Poppler for Node

Allows you to use the native Poppler C++ backend to efficiently parse PDF files from NodeJS. Outputs similar information to pdftohtml -xml -stdout test.pdf (with pdftohtml from the poppler-utils package), because it uses parts of the same codebase which have been rewritten to output N-API objects instead of XML code. All contained functions return JavaScript promises.
Getting started
- dependencies:
build-essential; curl, PNG, JPEG and FreeType development headers; ghostscript, python, mupdf-tools, qpdf
npm install poppler-native (only tested on Ubuntu 16.04 and 20.04 so far)
const pdf = require('poppler-native');
pdf.info('test.pdf').then(res => console.log(res));
const fs = require('fs-extra');
fs.readFile('test.pdf')
.then(f => pdf.info(f))
.then(res => console.log(res));
pdf.info('test.pdf', { reconvertThroughPS: true });
In order to visualize the parsed text boxes and images, you can also write the entire output from the pdf.info function into a JSON file, then open the file misc/pdf-json-viewer.html in any web browser and drag-and-drop the JSON file there.
Contributing
Updating Poppler
This is obviously only necessary when a new version of Poppler is released. According to their readme, the internal Poppler C++ API, which is the foundation of this project, might be subject to breaking changes, even in minor releases. Consequently, evaluate new Poppler versions thoroughly before updating.
- Download the Poppler sources from here.
- Put all
*.h, *.c and *.cc files from poppler-20.11.0/goo into native/poppler/goo. The same for fofi and poppler. Do not change the existing two config files.

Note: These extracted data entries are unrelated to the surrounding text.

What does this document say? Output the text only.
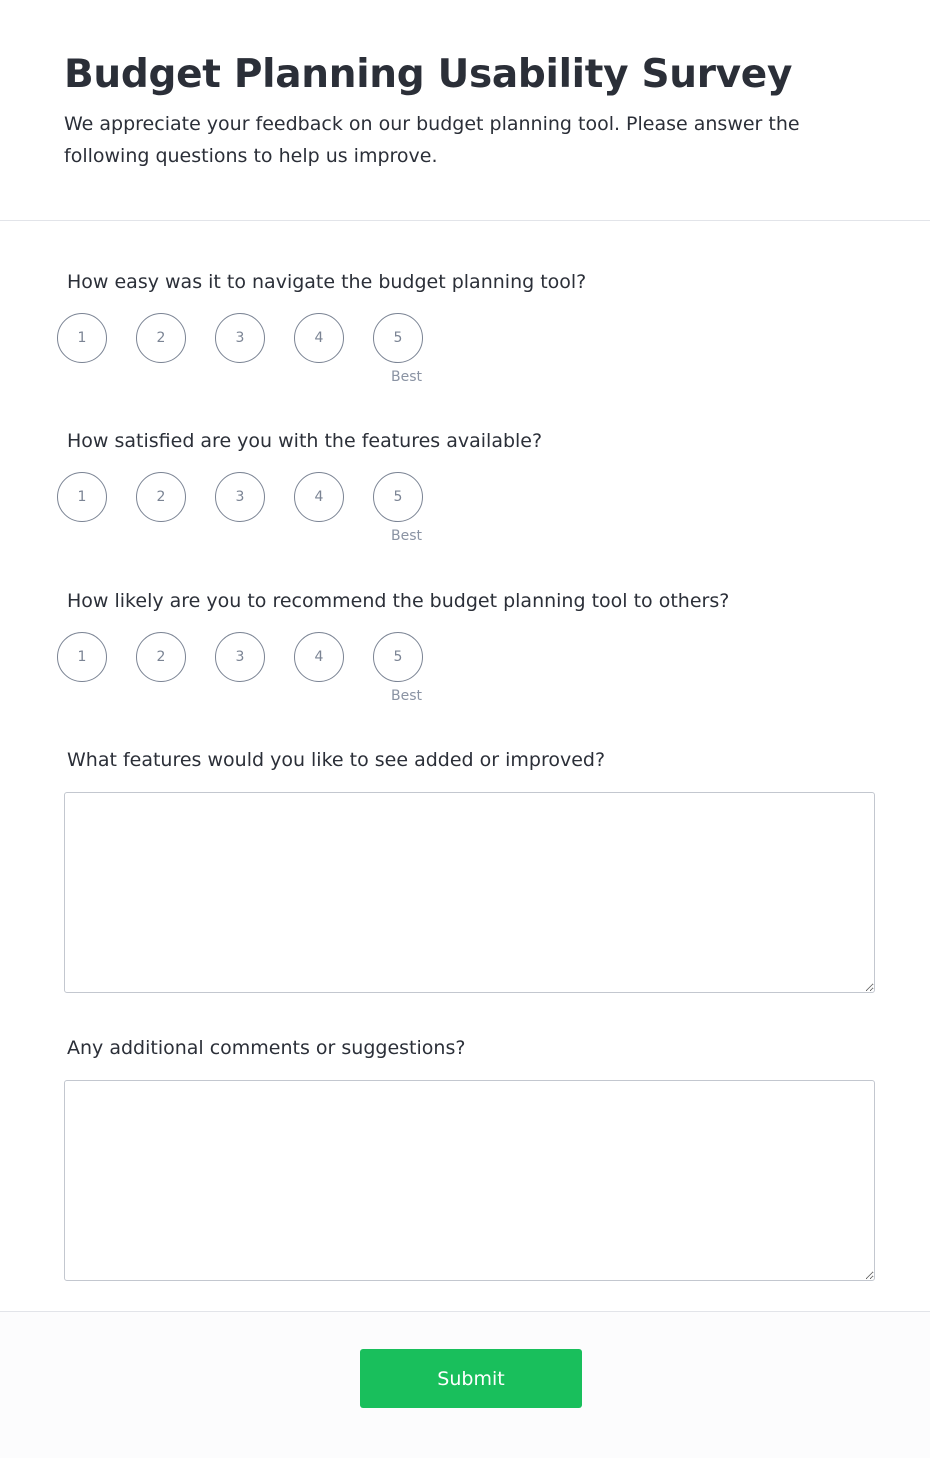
Budget Planning Usability Survey

We appreciate your feedback on our budget planning tool. Please answer the following questions to help us improve.

How easy was it to navigate the budget planning tool?
1	2	3	4	5
Best
How satisfied are you with the features available?
1	2	3	4	5
Best
How likely are you to recommend the budget planning tool to others?
1	2	3	4	5
Best
What features would you like to see added or improved?
Any additional comments or suggestions?
Submit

- Remove the following files from the
native/poppler/poppler directory: CairoFontEngine.cc CairoFontEngine.h CairoOutputDev.cc CairoOutputDev.h CairoRescaleBox.cc CairoRescaleBox.h GlobalParamsWin.cc JPEG2000Stream.cc JPEG2000Stream.h SignatureHandler.cc SignatureHandler.h SplashOutputDev.cc SplashOutputDev.h
- Remove the line
#include "splash/SplashTypes.h" from native/poppler/poppler/GfxState.cc.
License
GPLv2 or later, because the Poppler source is bundled.